У нее целых два мужа. Один содержит ее, другого — она. По справедливости. Иешуа ей нужен, она волнуется, когда его подолгу нет. А вдруг уведет кто? Атлет, красавец. Взглядом мрачен порой, но Наташа раньше с чернокожими не общалась — возможно, это нормально.

VI

Взгляд Иешуа действительно темен в последнее время. Владимир Зейсович вернулся, хозяин. Ему, Иешуа, туда и ходу нет. Наташа не задумывается, чтó он делает, чем занят. Она вообще не задумывается. Устроила наилучшим образом, как-то поговорить пытался — отмахнулась: пусть идет как идет. Занята, о будущем подумать некогда. Подожди, любимый, — только и сказала; по ее мнению, его по свистку можно пускать и прогонять, у Наташи все просто — мы ведь так любим друг друга!
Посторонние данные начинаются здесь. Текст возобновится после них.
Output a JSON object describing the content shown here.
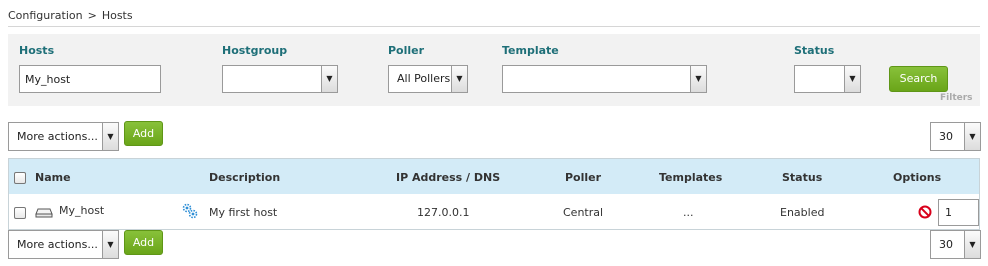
{
  "breadcrumb": {
    "root": "Configuration",
    "separator": ">",
    "current": "Hosts"
  },
  "filters": {
    "hosts_label": "Hosts",
    "hosts_value": "My_host",
    "hostgroup_label": "Hostgroup",
    "hostgroup_value": "",
    "poller_label": "Poller",
    "poller_value": "All Pollers",
    "template_label": "Template",
    "template_value": "",
    "status_label": "Status",
    "status_value": "",
    "search_label": "Search",
    "filters_tag": "Filters"
  },
  "actions_top": {
    "more_actions": "More actions...",
    "add_label": "Add",
    "page_size": "30"
  },
  "actions_bottom": {
    "more_actions": "More actions...",
    "add_label": "Add",
    "page_size": "30"
  },
  "table": {
    "columns": [
      "Name",
      "Description",
      "IP Address / DNS",
      "Poller",
      "Templates",
      "Status",
      "Options"
    ],
    "rows": [
      {
        "name": "My_host",
        "description": "My first host",
        "ip": "127.0.0.1",
        "poller": "Central",
        "templates": "...",
        "status": "Enabled",
        "options_value": "1"
      }
    ]
  },
  "icons": {
    "dropdown_arrow": "triangle-down",
    "host": "host-icon",
    "service_gear": "gears-icon",
    "disable": "no-entry-icon"
  },
  "colors": {
    "label_teal": "#1e6f78",
    "button_green": "#76b025",
    "header_blue": "#d3ebf7",
    "disable_red": "#d9001b"
  }
}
А он первый из трех, уверенно себя чувствующих в одном доме людей, потерял покой. Толстяк Джордан с насмешкой на него глядит — так сильна любовь, что мальчиком вокруг русской красавицы бегаешь? А узнает она про все твои делишки, что тогда запоет? Джордану серьезное дело предложили, пора за работу, бро. Партия товара перевозки ждет, беру тебя в долю. Деньги пополам, ах да, тебя теперь деньги не интересуют, понятно. Но ты подумай, если что — знаешь, как меня найти. Возьми вот на пробу, чистый продукт. И никакого риска.

Насчет риска Иешуа Б. Харон в курсе, попадешься — не отвертишься. Опять на дно, паспорта и маски менять, скрываться. Сегодня здесь, завтра там. Снова за старое. Иешуа, может, впервые себя человеком почувствовал. Они с Наташей — нормальная семья, третий лишний. Третий — Владимир Зейсович, птица залетная, а не муж. Справки он о нем навел, человек серьезный. Тем более тратить его деньги приятно.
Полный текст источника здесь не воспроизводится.